One of the local places you can ask what month they have tepary beans in season (in 2009 it was February) is West Sacramento’s Del Rio Botanical, consumer-supported agriculture. Ask them about their community-supported agriculture boxes. Check out Del Rio Botanical’s website, The location is Peadbody Ranch, 20030 Old River Road, West Sacramento. Check out the site for the phone number.
According to a December 23, 2009 article in the Sacramento Bee, “Area school kids struggle to stay fit, keep off weight,” by Diana Lambert, or the same date Sacramento Bee article, “Database: How many students in your child’s school are unfit?” by Phillip Reese– the statistics taken show how poverty is a factor in how schools perform on the state’s test.
The study found that in most cases the more students at an elementary school eat federal lunch assisted free or reduced cost lunches, the more overweight the students are when tested in school. The conclusion seems to be that the poorer the childrens’ parents are, the fatter the children. Poverty breeds overweight kids.
Basically, you have to be poor to qualify for a free lunch at school. The lunches are federally funded. Data show that family income is connected to how overweight the children are when measured at school. When kids get home, they find that their parents cannot afford to buy fruit and vegetables or lean meats. It’s too expensive.
What’s needed are community gardens where people can grow vegetables and fruits, and even learn how to preserve them so they can have vegetables and fruits year-round without worrying about the cost. That’s why ethno-botanists and nutritional anthropologists can look at the results of how ethnic foods eaten in one country are replaced by Western fast foods and what the results are when it comes to screening military recruits for obesity. It’s a problem that becomes a national security risk, when applicants for military service are just too obese to be recruited for defense.
And the problem can be curbed by better nutrition and more activities focused on what’s healthy. You have a nation divided by body builders on one side of the divide and school kids on corndogs, sausage pizza, and chicken nugget lunches on the other side hoping to enter military careers after high school. But what happens to national security when kids are too obese?
And what happens to the police and firefighters that used to stop at the local doughnut shop? How many are snacking for energy on healthier foods, ethnic foods, or even raw and vegan foods? Look for yourself. Do you see soldiers, police officers, and firefighters going into health food stores to eat nowadays? Or do you still see those police cars in front of doughnut shops and fast-food eateries?

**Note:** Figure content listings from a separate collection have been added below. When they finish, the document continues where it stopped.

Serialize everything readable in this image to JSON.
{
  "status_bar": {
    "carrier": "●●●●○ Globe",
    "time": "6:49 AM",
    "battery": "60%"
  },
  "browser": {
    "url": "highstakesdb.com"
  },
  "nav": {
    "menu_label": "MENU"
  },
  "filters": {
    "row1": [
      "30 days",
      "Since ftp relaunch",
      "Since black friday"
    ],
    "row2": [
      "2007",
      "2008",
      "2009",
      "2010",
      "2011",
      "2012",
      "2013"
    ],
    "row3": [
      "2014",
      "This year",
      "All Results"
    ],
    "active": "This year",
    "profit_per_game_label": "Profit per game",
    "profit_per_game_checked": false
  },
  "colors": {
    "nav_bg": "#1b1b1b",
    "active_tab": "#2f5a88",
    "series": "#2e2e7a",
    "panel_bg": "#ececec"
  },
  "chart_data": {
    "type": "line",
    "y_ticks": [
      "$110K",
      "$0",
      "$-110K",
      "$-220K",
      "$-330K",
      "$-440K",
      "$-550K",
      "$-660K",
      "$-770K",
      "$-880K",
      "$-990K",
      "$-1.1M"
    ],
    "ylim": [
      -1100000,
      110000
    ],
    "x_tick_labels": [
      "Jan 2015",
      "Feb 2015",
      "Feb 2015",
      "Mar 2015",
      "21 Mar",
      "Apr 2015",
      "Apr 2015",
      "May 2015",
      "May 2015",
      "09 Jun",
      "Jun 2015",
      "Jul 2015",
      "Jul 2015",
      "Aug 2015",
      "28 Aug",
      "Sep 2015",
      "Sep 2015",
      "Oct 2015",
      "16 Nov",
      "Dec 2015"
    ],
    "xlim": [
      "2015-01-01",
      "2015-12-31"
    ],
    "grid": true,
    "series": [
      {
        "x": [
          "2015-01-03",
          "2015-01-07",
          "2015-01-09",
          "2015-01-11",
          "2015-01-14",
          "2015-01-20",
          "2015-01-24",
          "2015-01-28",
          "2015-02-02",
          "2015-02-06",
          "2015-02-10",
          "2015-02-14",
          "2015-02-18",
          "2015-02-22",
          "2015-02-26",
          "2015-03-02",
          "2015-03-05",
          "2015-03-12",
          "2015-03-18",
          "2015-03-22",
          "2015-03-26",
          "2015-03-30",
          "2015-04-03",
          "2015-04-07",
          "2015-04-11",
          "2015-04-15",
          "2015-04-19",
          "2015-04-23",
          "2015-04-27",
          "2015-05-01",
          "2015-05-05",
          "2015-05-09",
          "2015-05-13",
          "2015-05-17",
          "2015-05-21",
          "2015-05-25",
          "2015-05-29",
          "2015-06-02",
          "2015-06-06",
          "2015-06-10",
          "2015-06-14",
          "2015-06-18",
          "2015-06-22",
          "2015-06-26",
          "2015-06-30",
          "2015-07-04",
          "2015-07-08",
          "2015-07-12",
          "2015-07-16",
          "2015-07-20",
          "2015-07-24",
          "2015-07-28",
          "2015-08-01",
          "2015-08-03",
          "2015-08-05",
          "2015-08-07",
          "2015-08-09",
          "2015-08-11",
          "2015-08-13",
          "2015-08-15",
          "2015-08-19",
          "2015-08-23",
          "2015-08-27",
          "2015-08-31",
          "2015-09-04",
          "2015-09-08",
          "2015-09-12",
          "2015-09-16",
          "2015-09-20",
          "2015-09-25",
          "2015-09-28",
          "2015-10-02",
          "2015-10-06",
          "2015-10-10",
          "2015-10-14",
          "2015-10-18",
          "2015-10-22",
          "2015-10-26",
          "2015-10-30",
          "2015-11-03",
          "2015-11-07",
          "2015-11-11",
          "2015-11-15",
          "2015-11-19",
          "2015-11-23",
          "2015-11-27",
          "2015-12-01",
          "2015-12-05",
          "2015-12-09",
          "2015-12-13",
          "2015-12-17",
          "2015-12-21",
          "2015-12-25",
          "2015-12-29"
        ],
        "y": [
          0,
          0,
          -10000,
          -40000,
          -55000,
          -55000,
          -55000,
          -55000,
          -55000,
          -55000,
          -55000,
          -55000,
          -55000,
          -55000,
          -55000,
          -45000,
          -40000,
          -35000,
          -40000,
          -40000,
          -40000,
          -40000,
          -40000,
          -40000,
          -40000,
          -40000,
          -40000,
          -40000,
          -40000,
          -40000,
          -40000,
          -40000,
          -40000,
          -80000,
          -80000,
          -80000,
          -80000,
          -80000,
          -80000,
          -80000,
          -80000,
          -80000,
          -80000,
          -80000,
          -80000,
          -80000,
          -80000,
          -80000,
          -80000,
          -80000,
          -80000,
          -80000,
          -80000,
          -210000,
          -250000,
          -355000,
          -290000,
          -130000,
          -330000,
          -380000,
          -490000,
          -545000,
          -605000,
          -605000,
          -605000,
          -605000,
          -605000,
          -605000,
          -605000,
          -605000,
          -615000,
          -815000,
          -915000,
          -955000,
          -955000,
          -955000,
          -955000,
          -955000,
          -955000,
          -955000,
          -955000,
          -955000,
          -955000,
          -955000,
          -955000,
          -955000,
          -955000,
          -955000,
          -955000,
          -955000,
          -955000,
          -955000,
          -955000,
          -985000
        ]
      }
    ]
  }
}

Are these habits a carryover from school lunch days? Who’s feeding future soldiers? And are Sacramento school lunches a security risk for the future? Answers you’ll hear most likely will be based on a need for change or a fact that the money, staff, and resources are not there for raw foods or meals cooked from scratch. Perhaps it will take Congress to make changes in the diets of youth, at least for the sake of national security.